Exploiting our Archives: O.J Simpson, Eliot Rodger, John Edwards and The Toxic Men of Literature of the Cursed
As readers of this site are well aware, I love to write about books. When I worked for The A.V Club I created Silly Little Show-Biz Book Club so that I would have a productive outlet for my addiction to trashy entertainment memoirs, tell-alls and exposes.
Then I left The A.V Club and I needed a place to write about terrible books about terrible people so I started a column called Literature of The Cursed for a site called Random Nerds. Truth be told, the column was pretty much Silly Little Show Biz Book Club by another name, just as the Nathan Rabin’s Happy Place Literature Society is just the Silly Little Show Biz Book Club by a different name but I did try to tighten the focus so that it was not just about sketchy people but the worst of the worst.
What kind of human garbage did I write about for Literature of the Cursed? I specialized in toxic masculinity as embodied by the likes of Elliot Rodger, whose manifesto, “My Twisted World: The Story of Eliot Rodger”, I read in its entirety over the course of one very long, spooky, sleepless Greyhound bus ride from my old home of Chicago to my new home in Atlanta.
On a similar note, I used the column to finally read and write about O.J Simpson’s If I Did It, the astonishing “fake confession” he wrote to conjure up some quick cash and that, through a series of strange legal maneuvers, became the property of the Goldman family, whose son the book’s ostensible “author” is accused of brutally murdering.
Finally, I wrote about the amended version of Rielle Hunter’s What Really Happened, the infamous, perversely, surreally self-serving book the author wrote all about howe John Edwards was her knight in shining armor, and his dying wife was the world’s biggest bitch, and despite how it might look, she in fact enjoyed the romance of the millennia with the disgraced former Democratic Vice Presidential candidate.

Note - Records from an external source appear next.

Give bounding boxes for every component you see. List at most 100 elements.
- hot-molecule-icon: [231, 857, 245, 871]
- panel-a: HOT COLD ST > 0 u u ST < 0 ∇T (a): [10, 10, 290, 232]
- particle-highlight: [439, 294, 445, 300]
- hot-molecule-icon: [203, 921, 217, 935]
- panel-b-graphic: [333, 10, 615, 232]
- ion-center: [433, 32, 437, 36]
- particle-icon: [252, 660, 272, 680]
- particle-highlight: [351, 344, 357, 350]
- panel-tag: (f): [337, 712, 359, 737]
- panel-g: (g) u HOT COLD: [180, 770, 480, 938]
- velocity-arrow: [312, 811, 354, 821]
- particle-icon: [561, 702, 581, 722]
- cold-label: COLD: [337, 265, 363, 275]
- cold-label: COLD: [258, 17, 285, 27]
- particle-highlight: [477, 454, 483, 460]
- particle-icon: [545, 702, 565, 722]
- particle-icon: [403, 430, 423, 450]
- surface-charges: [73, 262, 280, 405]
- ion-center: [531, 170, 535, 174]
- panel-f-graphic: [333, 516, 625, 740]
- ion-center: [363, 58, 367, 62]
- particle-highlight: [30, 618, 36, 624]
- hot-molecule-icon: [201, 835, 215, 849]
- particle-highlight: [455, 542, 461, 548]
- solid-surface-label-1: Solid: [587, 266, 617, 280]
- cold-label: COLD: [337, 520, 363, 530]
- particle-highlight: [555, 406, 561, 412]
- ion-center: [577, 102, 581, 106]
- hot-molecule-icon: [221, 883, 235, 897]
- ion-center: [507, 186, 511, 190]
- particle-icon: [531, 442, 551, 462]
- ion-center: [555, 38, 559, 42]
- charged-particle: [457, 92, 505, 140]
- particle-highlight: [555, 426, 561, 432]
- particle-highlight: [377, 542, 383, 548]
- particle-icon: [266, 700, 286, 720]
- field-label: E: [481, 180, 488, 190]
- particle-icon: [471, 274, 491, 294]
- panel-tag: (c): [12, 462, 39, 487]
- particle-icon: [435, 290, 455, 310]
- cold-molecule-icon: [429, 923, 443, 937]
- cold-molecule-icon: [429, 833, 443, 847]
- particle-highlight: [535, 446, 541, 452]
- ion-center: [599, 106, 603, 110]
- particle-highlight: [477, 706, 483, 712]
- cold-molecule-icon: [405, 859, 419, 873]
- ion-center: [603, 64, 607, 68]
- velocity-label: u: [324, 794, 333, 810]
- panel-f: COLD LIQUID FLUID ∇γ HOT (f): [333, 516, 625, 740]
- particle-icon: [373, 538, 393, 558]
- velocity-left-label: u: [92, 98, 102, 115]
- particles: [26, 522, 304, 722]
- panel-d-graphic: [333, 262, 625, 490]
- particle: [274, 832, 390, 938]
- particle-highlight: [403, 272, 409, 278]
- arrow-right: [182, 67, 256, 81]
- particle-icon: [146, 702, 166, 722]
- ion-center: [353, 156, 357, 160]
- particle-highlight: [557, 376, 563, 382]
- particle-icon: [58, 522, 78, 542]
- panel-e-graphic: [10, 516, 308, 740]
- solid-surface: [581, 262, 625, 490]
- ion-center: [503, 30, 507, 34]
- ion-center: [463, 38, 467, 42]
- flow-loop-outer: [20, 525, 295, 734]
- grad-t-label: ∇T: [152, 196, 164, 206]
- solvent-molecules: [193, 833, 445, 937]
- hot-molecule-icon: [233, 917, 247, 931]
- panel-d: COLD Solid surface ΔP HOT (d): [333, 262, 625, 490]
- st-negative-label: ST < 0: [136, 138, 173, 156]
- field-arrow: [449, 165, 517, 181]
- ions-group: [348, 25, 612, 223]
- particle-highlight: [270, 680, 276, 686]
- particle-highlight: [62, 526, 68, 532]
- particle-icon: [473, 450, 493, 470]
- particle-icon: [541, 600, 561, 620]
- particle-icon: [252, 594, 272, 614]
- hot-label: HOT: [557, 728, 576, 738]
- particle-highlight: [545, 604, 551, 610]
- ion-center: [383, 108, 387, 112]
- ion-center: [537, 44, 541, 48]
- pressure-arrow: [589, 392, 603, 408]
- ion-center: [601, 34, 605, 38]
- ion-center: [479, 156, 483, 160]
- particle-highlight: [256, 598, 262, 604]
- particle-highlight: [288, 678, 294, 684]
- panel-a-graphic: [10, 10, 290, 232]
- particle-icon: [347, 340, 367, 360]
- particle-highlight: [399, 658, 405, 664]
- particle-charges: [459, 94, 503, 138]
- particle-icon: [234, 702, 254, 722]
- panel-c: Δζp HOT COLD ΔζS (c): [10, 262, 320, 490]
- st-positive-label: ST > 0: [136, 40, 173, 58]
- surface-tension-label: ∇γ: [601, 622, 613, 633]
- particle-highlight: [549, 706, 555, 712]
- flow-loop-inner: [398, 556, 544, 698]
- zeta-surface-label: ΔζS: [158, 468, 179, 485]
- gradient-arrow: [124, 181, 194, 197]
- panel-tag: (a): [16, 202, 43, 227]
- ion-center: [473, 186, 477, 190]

What Really Happened was written by a deeply delusional, myopic woman but it’s nevertheless a fascinating exploration of toxic masculinity in its depiction of John Edwards, a man I am deeply ashamed to admit I once believed in and thought would make a great president. We all did! He was so charming on The Daily Show! How could we possibly have known he was the worst dude ever?
I didn’t write many entries in Literature of the Cursed, partially because I revived Silly Little Show-Biz Book Club a little later but I’m very proud of all three entries, and how much they have to say about toxic masculinity and our culture’s creepy deference to terrible, terrible men.